To address this challenge, HISP UiO developed the DHIS2 Climate App. This application makes it easy for countries to import climate, weather, and environmental data into their existing DHIS2 health information systems, and harmonize it automatically with their health data. Country-level stakeholders have been instrumental in the iterative development of the app, leading to the inclusion of additional data sets and aggregation options. The 10 countries involved in the DHIS2 for Climate & Health project have worked with national health programs to explore how the Climate App can support innovative climate-health analytics such as research-based suitability mapping for climate-sensitive diseases, predictive modeling products for vector-borne diseases like malaria and dengue, heat and air pollution risk mapping for non-communicable diseases, and exploration of climate impacts on malnutrition.

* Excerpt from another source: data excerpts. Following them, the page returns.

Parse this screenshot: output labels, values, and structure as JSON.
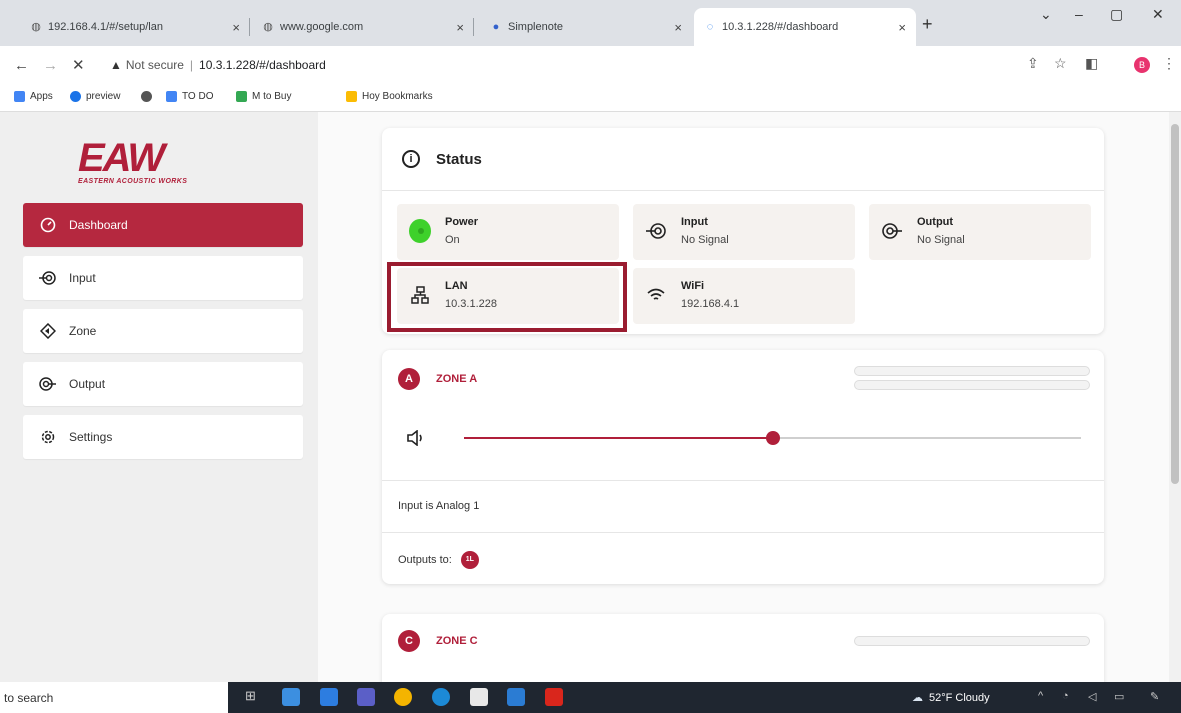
{
  "browser": {
    "tabs": [
      {
        "title": "192.168.4.1/#/setup/lan",
        "icon": "globe-icon"
      },
      {
        "title": "www.google.com",
        "icon": "globe-icon"
      },
      {
        "title": "Simplenote",
        "icon": "simplenote-icon"
      },
      {
        "title": "10.3.1.228/#/dashboard",
        "icon": "loading-icon"
      }
    ],
    "close_glyph": "×",
    "new_tab_glyph": "+",
    "address": {
      "warning": "Not secure",
      "url": "10.3.1.228/#/dashboard"
    },
    "profile_letter": "B",
    "bookmarks": [
      {
        "label": "Apps",
        "color": "#4285f4"
      },
      {
        "label": "preview",
        "color": "#1a73e8"
      },
      {
        "label": "",
        "color": "#555555"
      },
      {
        "label": "TO DO",
        "color": "#4285f4"
      },
      {
        "label": "M to Buy",
        "color": "#34a853"
      },
      {
        "label": "Hoy Bookmarks",
        "color": "#fbbc04"
      }
    ]
  },
  "app": {
    "brand": {
      "logo_text": "EAW",
      "tagline": "EASTERN ACOUSTIC WORKS",
      "color": "#b01f3a"
    },
    "nav": [
      {
        "label": "Dashboard",
        "icon": "dashboard-gauge-icon",
        "active": true
      },
      {
        "label": "Input",
        "icon": "input-icon",
        "active": false
      },
      {
        "label": "Zone",
        "icon": "zone-icon",
        "active": false
      },
      {
        "label": "Output",
        "icon": "output-icon",
        "active": false
      },
      {
        "label": "Settings",
        "icon": "settings-gear-icon",
        "active": false
      }
    ],
    "status": {
      "title": "Status",
      "tiles": [
        {
          "label": "Power",
          "value": "On",
          "icon": "power-indicator-icon"
        },
        {
          "label": "Input",
          "value": "No Signal",
          "icon": "input-icon"
        },
        {
          "label": "Output",
          "value": "No Signal",
          "icon": "output-icon"
        },
        {
          "label": "LAN",
          "value": "10.3.1.228",
          "icon": "lan-network-icon"
        },
        {
          "label": "WiFi",
          "value": "192.168.4.1",
          "icon": "wifi-icon"
        }
      ]
    },
    "zone_a": {
      "badge": "A",
      "name": "ZONE A",
      "volume_fraction": 0.5,
      "input_text": "Input is Analog 1",
      "outputs_label": "Outputs to:",
      "output_chip": "1L"
    },
    "zone_c": {
      "badge": "C",
      "name": "ZONE C"
    }
  },
  "taskbar": {
    "search_text": "to search",
    "weather": "52°F  Cloudy"
  }
}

In describing the role of the Climate App in advancing the climate and health agenda at the country level, the HISP Uganda team has called it a “game changer” for how it has inspired engagement, contributed to research, and facilitated collaboration between health and meteorological stakeholders. In Uganda, the app fulfills some of the strategic objectives in the Uganda’s Health-National Adaptation Plan (H-NAP) related to the need for climate-health data integration, illustrating how it can provide all countries using DHIS2 with a key tool to help inform policy and programmatic decision making for climate change adaptation.

Lessons learned from an early DHIS2 climate and health pilot

In 2017, HISP UiO, climate and health experts from the WHO-WMO joint office on climate change and health, and GIZ worked with the Ministry of Health of Grenada on a DHIS2 climate and health pilot project. This was in response to findings from a 2015 risk assessment that warned of potential effects of climate change on the incidence of vector-borne communicable diseases such as Dengue, Chikungunya, and Zika. Prior to the pilot, the country’s disease surveillance program was paper-based and could not be easily combined with other datasets for analysis, making it challenging to rapidly identify disease outbreaks and mobilize a response.

The objective of this action research project was to design and assess how local health and climate (rainfall, temperature), and water and sanitation data could be registered at the facility and village/community level and integrated in DHIS2 to support early warning and adaptation, such as epidemiological analysis for dengue elimination. The joint project team convened local stakeholders to collaborate on the design of the system, including the National Water and Sewerage Authority, the Meteorological Office, the Land Use division of the Ministry of Agriculture, and the public health department of St George’s University. A technical working group was formed to coordinate the integration of disparate data sets.

Although this pilot project was never implemented at scale, the lessons from it have directly informed HISP’s current climate and health work: While health data were registered by health facilities, rainfall and temperature data were collected based on geographical points and areas, such as the name of a community or village or water catchment areas. The difficulty in harmonizing these disparate data sets made it clear that another approach was needed.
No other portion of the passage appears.